No matter what the gift, he would put his friendship with Araceli—and maybe even his friendship with Henry—on the line. It was a risk, a scary one. But Chon believed that he wasn’t acting selfishly. After all, she needed to know exactly how he felt. He knew she was asking herself questions about the two of them, questions that needed answering. He saw it in Araceli’s eyes when they met each morning at school and when they parted after a night of killing time.
What he was doing was right.
He sat there sweating in the car. He closed his eyes and saw Araceli.

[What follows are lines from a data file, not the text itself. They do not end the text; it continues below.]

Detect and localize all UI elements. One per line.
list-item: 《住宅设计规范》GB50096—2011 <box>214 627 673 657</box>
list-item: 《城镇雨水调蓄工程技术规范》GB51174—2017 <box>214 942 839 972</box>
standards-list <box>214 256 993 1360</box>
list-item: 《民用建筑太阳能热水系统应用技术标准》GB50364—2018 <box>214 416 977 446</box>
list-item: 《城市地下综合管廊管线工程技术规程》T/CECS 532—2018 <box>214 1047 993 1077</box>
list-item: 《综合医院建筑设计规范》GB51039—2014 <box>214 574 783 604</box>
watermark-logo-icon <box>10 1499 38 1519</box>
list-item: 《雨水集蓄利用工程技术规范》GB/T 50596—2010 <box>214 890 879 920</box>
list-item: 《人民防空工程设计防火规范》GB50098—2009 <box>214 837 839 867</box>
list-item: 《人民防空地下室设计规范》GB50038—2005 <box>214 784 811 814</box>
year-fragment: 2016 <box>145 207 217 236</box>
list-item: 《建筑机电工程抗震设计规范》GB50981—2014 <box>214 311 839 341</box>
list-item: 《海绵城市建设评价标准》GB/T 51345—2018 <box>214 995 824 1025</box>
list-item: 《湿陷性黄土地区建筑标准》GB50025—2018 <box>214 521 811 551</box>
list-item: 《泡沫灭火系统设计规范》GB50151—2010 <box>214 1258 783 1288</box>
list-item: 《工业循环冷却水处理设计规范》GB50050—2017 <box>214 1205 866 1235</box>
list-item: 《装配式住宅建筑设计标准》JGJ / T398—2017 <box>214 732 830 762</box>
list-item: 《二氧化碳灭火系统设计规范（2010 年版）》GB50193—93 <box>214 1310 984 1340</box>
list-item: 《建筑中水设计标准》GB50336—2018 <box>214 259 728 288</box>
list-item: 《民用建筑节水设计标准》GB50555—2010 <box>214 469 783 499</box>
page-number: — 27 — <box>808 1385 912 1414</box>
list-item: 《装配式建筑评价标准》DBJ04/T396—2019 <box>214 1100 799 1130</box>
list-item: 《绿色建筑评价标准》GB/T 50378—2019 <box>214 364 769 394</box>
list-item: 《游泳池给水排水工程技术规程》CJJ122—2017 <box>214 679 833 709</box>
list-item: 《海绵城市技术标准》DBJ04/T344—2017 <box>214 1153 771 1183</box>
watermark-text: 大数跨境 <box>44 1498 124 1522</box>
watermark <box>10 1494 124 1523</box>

What he was doing was right.
Chon opened the Pachanga on Monday. As had been his practice all year long, Rocha took Chon’s day off from school to mean that Chon would be available to open the store and Rocha would be able to drink cheap beer and fortified wine in the dirt alley behind his house with the old drunks he knew as kids who would always come around when they heard a beer can crack open or a tin cap scraping glass signifying that wine was about to flow. They sat in lawn chairs and on milk crates, blocking the cars that weren’t ever going to pass by.
Chon didn’t mind opening up. In fact, it was perfect for him—he wouldn’t have to work until near midnight, which would be too late to go over to Araceli’s on a school night. He would get off of at three, shower and change. Then he could take Araceli his gift.